None of these factors matter unless the industry can recruit and retain clinicians. Our field is facing an unprecedented workforce crisis. Traditional healthcare is making clinicians miserable, and COVID has only accelerated the trend of overworked, disenchanted healthcare workers leaving in droves. Clinicians want more interactions with patients, and fewer with computer screens – call it “More face time, less FaceTime.” No new model will succeed unless the industry can more efficiently deploy its talent – arguably its most scarce and precious resource. V1C can help with alleviating the increasing burden and frustration borne by individual physicians in today’s status quo.
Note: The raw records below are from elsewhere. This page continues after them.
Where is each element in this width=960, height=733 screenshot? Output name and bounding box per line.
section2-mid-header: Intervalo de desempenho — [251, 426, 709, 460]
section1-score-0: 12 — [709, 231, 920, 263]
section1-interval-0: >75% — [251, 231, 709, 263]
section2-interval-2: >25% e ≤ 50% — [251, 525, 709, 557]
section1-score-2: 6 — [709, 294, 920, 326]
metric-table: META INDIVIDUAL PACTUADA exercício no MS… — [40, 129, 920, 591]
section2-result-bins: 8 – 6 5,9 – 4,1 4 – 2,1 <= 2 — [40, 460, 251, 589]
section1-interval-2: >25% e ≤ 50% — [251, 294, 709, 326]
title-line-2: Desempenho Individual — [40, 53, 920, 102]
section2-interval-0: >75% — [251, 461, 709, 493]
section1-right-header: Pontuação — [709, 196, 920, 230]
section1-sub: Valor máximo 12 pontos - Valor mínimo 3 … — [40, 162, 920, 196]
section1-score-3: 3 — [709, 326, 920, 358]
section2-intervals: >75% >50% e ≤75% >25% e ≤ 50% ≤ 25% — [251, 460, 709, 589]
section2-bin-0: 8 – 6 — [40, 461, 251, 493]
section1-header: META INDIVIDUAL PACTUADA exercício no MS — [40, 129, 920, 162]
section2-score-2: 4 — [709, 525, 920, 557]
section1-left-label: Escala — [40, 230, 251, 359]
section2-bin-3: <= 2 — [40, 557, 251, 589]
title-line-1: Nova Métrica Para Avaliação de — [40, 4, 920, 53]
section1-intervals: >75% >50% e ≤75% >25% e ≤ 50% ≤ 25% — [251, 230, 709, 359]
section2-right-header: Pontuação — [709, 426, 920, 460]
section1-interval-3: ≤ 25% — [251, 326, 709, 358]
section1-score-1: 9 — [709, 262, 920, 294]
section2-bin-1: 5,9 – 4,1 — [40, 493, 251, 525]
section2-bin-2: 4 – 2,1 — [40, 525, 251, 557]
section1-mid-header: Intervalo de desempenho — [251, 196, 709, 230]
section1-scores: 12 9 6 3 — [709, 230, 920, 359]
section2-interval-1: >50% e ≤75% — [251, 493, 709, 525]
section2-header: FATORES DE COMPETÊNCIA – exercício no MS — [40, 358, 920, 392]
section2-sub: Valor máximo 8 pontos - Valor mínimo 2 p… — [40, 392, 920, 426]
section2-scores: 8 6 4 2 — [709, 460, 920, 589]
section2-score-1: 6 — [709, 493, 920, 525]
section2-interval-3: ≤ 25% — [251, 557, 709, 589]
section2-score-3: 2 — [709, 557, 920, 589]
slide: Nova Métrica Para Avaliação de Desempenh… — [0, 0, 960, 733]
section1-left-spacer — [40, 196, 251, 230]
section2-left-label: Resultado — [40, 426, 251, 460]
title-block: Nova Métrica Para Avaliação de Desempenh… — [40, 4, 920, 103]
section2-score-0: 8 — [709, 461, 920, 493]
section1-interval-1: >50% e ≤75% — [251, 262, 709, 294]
In healthcare, new technological approaches inevitably provoke no shortage of skepticism. Past lessons from Silicon Valley-driven fixes have led to understandable cynicism. But V1C is a different breed of animal. By building healthcare around the patient, not the clinic, V1C can make healthcare work better for patients, payers and providers. We’re at a fork in the road: we can revert back to a broken sick-care system, or dig in and do the hard work of figuring out how this future-forward healthcare system gets financed, organized and executed. As a field, we must find the courage and summon the energy to embrace this moment, and make it a moment of change.